Same as insurance too (the premiums looks as though thats only for the car and maybe health insurance...

In my opinion, you need at least R10,000 to live per month.


----------



## Halo (May 8, 2008)

What value do you put on you life?


----------



## anirac (Feb 15, 2009)

Hi,

It would depend where you live in JHB (Sandton or Rosebank is expensive) Renting an apartment could be anything from R 4000 to R 5000 a month, electricity and water (if not included in rent) between R 500 to R700.
If you buy a car (a small car, VW golf etc) you could get away with monthly installments of about R 2000.
Food (for one person if you shop at retail outlets like Spar/Pick and pay and not Woolworths) would be between R 1500 and R 2000.
Petrol depends on how far you are from your workplace and can differ (the petrol price fluctuates frequently)

You should be able to live comfortably on R 20 000 per month, depending on what type of lifestyle you choose. If you prefer shopping in boutiques and eat out at fancy restaurants regularly, it won't be enough. But living conservatively, buying carefully and keeping debt low, it will be enough to make a decent living.
Our family (two kids and us two) lived on R 22 000 per month - we rented, had one car and both the kids went to school, we ate out once a month and went away for the weekend once every two months.
For two people only, it will be substantially worth more.





brophys said:


> Hi,
> I am considering a move to SA. Has any one got any thoughts on cost of living for a couple living a good neighbourhood in JHB and what the breakdown of costs would likely be.
> With car and accomodation paid for is it possible to live well on R20K per month?
> 
> ...


----------



## anirac (Feb 15, 2009)

Security...most places are fitted with burglar bars and alarm systems linked to armed response.
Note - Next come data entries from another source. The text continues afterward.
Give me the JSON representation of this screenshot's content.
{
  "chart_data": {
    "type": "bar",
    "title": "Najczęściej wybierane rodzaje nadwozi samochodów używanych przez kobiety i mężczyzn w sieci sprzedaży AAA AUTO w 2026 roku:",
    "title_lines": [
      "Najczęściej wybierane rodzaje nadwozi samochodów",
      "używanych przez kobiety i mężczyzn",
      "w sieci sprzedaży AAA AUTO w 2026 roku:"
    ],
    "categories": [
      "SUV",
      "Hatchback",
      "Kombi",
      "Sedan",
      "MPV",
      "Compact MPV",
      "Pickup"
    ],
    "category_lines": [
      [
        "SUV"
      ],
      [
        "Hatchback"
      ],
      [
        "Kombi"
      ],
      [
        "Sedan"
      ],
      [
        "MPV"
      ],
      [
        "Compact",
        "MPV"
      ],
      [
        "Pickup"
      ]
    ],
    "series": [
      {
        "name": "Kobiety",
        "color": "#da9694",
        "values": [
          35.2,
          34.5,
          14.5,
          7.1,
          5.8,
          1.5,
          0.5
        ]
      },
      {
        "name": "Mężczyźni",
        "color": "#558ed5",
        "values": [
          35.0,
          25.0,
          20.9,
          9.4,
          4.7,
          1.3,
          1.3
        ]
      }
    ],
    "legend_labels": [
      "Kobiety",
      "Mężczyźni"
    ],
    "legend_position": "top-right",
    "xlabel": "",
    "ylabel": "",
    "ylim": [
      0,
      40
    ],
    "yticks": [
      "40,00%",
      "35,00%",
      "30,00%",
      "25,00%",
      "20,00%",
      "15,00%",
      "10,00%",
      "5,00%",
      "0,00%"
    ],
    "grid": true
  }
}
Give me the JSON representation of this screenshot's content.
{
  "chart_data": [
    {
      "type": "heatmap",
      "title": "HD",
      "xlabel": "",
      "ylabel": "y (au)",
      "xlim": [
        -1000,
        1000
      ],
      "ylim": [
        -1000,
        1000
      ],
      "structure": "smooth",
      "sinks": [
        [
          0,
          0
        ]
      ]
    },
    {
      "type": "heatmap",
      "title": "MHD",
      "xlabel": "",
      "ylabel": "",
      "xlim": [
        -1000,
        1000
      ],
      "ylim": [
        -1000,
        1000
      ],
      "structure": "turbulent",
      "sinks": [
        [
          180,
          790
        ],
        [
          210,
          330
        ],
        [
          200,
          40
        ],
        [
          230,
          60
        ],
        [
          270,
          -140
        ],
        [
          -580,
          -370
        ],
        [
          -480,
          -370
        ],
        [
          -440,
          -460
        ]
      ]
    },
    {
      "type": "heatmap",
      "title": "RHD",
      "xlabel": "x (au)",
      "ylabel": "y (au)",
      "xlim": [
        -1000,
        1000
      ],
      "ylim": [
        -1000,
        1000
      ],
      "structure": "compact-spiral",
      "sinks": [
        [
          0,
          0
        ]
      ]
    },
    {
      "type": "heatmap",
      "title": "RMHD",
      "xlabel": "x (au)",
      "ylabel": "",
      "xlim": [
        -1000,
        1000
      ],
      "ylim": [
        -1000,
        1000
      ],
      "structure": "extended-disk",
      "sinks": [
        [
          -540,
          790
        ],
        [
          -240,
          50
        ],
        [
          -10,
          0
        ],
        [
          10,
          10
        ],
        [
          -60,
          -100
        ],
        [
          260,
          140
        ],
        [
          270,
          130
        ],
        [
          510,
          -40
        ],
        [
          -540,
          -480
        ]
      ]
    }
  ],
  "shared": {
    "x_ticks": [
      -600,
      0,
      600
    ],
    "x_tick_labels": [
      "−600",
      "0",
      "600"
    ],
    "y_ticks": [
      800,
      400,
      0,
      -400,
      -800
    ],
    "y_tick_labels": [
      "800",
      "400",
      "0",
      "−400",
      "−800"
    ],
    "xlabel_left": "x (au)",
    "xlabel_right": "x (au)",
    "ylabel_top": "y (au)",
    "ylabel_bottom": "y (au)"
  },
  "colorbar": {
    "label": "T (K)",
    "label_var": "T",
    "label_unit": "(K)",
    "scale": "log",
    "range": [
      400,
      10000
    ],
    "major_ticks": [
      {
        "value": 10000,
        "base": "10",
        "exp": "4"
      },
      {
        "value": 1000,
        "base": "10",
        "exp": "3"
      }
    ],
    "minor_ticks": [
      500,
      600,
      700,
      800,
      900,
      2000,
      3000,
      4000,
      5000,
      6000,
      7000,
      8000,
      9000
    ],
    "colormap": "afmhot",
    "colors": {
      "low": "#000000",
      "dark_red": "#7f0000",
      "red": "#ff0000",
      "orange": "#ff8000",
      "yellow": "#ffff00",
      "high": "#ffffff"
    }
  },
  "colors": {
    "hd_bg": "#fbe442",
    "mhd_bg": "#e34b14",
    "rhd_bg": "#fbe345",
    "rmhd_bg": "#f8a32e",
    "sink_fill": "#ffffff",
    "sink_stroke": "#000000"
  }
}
The fee depends obviously on your area. We paid R 450 per month for armed response. If you rent, you are likely to have the other security measures especially if you choose to live in a security complex. There are usually electrified fences as well. Adopt one of the dogs at your local SPCA - mostly no charge but added security.


----------



## anirac (Feb 15, 2009)

buditau said:


> Im sorry but i dont quite agree with your pricing in particular private schooling. My sisters school costs R40,000 per term right in JHB. The R5000 sounds more like government schooling fee.
> 
> 
> The food amount you have mentioned, well to me it sounds like you shop at Wholesale food stores..
> ...


No, government school fees are definitely not R 5000 per month. It will obviously depend on which shool you choose but R 40 000 per month for a private school is rediculous.
If you shop at Woolworths, you will obviously pay more per month for food but R 4000 is my food budget for a family of 4 - we eat well.


----------



## buditau (Dec 31, 2008)

anirac said:


> No, government school fees are definitely not R 5000 per month. It will obviously depend on which shool you choose but R 40 000 per month for a private school is rediculous.
> If you shop at Woolworths, you will obviously pay more per month for food but R 4000 is my food budget for a family of 4 - we eat well.


oops i meant per term....i swear, holy rosary is crazy!..and then st marys at senderwood....oh dear...which city do you live at?..


----------



## brophys (Jan 30, 2009)

Thanks guys school fees are not an issue at this point. Thanks for the rest of the info.


----------



## brophys (Jan 30, 2009)

This is great 20K for 2 with accommodation paid looks like it should be ok then. Thanks for the help.


----------